Último voltio por Plodviv: calma antes de la tormenta

 Confiado tras el éxito de mi primera experiencia ferroviaria, me presenté en la estación de tren esperando salir de allí lo antes posible rumbo a mi destino costero. Mi moral se empezó a tambalear cuando en la ventanilla de información me dijeron que el siguiente tren a Sozopol salía a las 4 de la tarde. Teniendo en cuenta que a la sazón eran las 9 y media de la mañana, vi que el asunto no cubicaba en absoluto. Así que fui a probar suerte en la estación de autobuses, situada junto a la de tren. Cuando le pregunté a la empleada sobre la siguiente expedición a Sozopol, su lacónica respuesta me dejó inmerso en un mar de dudas. Se limitó a decir un breve, pero firme "¡No!". ¿Están todos los autobuses llenos? ¿No se compra allí el billete? ¿No me da la gana vendértelo? Da igual, el caso es que en ese lugar no iba a encontrar la solución a mis problemas.
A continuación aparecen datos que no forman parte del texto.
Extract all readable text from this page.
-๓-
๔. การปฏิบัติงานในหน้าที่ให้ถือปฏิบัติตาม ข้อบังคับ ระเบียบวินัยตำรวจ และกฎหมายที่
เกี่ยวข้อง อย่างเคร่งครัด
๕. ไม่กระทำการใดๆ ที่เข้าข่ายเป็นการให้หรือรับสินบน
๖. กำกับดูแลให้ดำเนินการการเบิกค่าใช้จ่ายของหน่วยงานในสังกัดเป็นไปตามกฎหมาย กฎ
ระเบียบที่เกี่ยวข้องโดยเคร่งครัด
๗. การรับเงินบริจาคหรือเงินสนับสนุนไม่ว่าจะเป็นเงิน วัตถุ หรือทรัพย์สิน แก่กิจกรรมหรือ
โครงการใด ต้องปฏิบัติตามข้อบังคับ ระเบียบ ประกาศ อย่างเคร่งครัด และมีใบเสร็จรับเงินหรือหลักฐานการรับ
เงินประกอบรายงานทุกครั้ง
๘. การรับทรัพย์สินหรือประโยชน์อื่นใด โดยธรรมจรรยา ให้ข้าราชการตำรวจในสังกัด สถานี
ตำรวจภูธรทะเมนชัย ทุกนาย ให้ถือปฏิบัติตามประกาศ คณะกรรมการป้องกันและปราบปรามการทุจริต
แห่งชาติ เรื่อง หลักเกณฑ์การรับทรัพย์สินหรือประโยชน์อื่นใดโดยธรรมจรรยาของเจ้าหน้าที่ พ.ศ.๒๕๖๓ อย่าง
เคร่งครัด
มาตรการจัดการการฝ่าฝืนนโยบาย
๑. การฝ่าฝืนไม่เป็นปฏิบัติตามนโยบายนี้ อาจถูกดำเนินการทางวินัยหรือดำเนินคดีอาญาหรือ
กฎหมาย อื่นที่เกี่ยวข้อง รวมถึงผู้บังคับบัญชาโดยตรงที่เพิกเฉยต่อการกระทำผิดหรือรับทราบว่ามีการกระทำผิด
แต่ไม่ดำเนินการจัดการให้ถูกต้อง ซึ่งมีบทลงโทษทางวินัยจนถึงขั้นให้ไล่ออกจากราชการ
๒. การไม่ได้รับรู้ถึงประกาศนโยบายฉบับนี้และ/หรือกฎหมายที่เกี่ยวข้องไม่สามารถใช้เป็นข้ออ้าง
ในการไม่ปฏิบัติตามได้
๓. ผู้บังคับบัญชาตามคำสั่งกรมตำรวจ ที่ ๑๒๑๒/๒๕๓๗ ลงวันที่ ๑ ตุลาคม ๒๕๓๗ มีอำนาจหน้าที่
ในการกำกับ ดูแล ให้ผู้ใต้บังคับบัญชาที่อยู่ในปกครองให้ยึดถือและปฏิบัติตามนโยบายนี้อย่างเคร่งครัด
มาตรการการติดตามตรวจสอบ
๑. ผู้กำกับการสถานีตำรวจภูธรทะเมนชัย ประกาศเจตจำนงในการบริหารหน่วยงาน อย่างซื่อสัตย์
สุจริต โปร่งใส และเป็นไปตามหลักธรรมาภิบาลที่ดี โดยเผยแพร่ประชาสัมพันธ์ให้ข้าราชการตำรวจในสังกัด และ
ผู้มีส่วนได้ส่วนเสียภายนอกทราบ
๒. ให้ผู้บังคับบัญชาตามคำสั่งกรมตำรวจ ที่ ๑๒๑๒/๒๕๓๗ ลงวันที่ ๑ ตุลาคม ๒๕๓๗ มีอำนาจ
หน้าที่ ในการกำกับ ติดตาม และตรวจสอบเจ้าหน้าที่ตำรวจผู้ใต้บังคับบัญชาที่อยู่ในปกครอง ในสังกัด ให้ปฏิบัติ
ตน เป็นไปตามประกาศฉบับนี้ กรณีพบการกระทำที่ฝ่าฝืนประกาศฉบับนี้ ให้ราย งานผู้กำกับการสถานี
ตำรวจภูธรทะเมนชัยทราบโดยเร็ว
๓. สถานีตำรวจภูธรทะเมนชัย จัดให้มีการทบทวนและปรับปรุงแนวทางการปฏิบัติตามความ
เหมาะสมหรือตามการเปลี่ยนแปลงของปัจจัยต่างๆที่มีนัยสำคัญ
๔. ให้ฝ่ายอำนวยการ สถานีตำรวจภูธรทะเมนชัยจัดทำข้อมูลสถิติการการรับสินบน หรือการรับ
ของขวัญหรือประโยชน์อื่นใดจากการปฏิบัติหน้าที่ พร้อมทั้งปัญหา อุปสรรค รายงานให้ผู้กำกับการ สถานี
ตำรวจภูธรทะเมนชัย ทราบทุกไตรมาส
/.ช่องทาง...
 Si la empleada de la estación de autobuses no se había caracterizado por su expresividad, la de la compañía ferroviaria lo hizo por su hostilidad. Viendo que no hablaba inglés, le señalé en mi destino en un mapa. Pero lo que no pude hacerle entender es que quería el billete para el próximo viaje. La mujer, con menos paciencia que malas maneras, me mandó a cascala por la vía (nunca mejor dicho) rápida. Algunas veces durante mis viajes me he encontrado con pasotismo o indiferencia, pero nunca tal grado de rechazo. Por suerte, su compañera de la taquilla contigua, además de un mayor dominio del inglés, mostró muchas mejores maneras y pude conseguir el billete.

 Me despedí de mis amigos de Cornellá, viendo con envidia cómo partían en un tren a los pocos minutos, mientras a mí me esperaba una larga espera, en una ciudad que había dado de sí todo lo que tenía que darme. La estación ya me había generado malos recuerdos, por lo que  no pensaba quedarme allí esperando ni un minuto. Volví al casco urbano sin una idea clara sobre qué hacer durante las más de 6 horas siguientes. En este caso, las draconianas condiciones de las aerolíneas de bajo coste, que obligan a reducir el tamaño de las maletas a su mínima expresión, jugaron a mi favor. No es lo mismo arrastrar un maletón que llevar una liviana mochila a la espalda.

Garbanzos no veganos

 Mis pasos me llevaron a un centro comercial. No parecía mal plan pasar un rato dentro resguardado del sol de justicia y el calor que reinaban ese día. Pero no soy muy amigo de esos templos del consumismo, que poco interés despiertan en mí. No es el caso del hipermercado que había en la planta baja, donde invertí una buena cantidad de mi poco valioso tiempo curioseando entre los productos alimentarios nacionales. Entre ellos acabé eligiendo para mi consumo un botellín de ayrán. Se trata de un yogur líquido de oveja al que se le añade sal. Al principio sabe un poco raro, pero acabé siendo un gran fan de este producto que nunca he visto en España. Aunque lo que más gracia me hizo fue ver garbanzos de marca "Pescado"(sic).

 Mi siguiente hito fue ascender una de las 7 colinas de la ciudad, atraído por un imponente monumento de más de 11 metros, dedicado a un soldado soviético que participó en la liberación de la ciudad en la Segunda Guerra Mundial. 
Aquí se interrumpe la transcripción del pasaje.